Andando para casa enxerguei meu reflexo no vidro de uma loja e quase desmaiei: não me reconhecia mais. Para piorar, fazia muito frio e minha cabeça estava gelada. Descobri que passando a mão em movimentos rápidos para cima e para baixo eu conseguia esquentá-la um pouco. Cheguei em casa e decidi postar uma selfie no Instagram. Pouco tempo depois, Bruna, a sobrinha de 9 anos, fez um comentário na foto e, via Instagram, lembrei de alertá-la que a Nonna – minha mãe – não poderia saber. “Não fala nada para a Nonna”, implorei. Tarde demais.
Como antecipado, minha mãe deu aquela despirocada básica avisando minhas irmãs e meu irmão que só voltaria a falar comigo quando meu cabelo crescesse. Aparentemente ela tinha sido capaz de superar meu lesbianismo, meu corintianismo, meu comunismo, mas o carequismo foi o que rompeu a corda.
Entrei no banho e deixei a água bater em minha cabeça. Senti a temperatura, a textura e ela escorrer até meu rosto, depois até minhas costas. Fiquei ali um tempo assimilando a nova experiência.
Na saída, me olhei com mais calma no espelho. Não era exatamente eu, mas começava a ser uma versão de mim mesma que poderia até me conquistar.

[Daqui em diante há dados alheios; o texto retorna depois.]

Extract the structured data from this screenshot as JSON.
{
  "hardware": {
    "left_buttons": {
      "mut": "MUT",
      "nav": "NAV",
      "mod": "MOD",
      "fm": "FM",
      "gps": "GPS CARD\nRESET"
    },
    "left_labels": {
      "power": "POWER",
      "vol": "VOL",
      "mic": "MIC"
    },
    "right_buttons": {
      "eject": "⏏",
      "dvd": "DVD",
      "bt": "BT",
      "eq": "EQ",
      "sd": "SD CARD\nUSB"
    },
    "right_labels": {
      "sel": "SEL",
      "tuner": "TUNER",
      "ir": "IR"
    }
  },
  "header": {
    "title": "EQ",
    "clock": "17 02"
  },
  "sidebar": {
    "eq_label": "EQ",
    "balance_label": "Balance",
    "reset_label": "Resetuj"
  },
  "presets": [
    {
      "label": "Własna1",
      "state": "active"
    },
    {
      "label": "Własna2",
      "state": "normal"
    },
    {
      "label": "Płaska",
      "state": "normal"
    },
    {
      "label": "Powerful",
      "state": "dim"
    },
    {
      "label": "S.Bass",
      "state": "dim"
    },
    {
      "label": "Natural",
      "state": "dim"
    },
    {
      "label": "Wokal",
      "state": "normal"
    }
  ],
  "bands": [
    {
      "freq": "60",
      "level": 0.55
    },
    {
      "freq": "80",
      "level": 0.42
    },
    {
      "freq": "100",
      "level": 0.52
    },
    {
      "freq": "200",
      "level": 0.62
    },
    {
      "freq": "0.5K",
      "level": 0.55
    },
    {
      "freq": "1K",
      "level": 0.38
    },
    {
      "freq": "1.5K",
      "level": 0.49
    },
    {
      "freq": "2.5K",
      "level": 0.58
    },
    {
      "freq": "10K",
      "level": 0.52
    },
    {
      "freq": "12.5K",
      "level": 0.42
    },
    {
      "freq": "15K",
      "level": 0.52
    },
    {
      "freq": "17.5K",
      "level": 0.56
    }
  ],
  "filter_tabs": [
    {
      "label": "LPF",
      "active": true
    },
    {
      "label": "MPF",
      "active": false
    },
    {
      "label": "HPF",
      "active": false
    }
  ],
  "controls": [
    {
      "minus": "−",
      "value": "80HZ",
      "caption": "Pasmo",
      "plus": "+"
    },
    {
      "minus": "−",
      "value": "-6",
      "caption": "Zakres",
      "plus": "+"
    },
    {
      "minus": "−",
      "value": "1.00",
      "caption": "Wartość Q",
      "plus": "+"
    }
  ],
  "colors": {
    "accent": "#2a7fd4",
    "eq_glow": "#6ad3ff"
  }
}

O tempo de banho foi reduzido à metade, o gasto com xampus e cremes também. Não havia mais a necessidade de pentear – não que eu fizesse muito isso antes – nem de secar. Não haveria mais o “good hair day” e o “bad hair day”, nem o “ai, saco, esqueci o elástico!” antes da ioga. Havia alguma outra coisa diferente em mim, uma noção, uma consciência que eu não era capaz de decifrar. Muito tempo depois fui entender que gosto era aquele: o de liberdade.
Acontece que o contrário de liberdade não é bem o aprisionamento, mas a segurança; escolher um é abrir mão do outro.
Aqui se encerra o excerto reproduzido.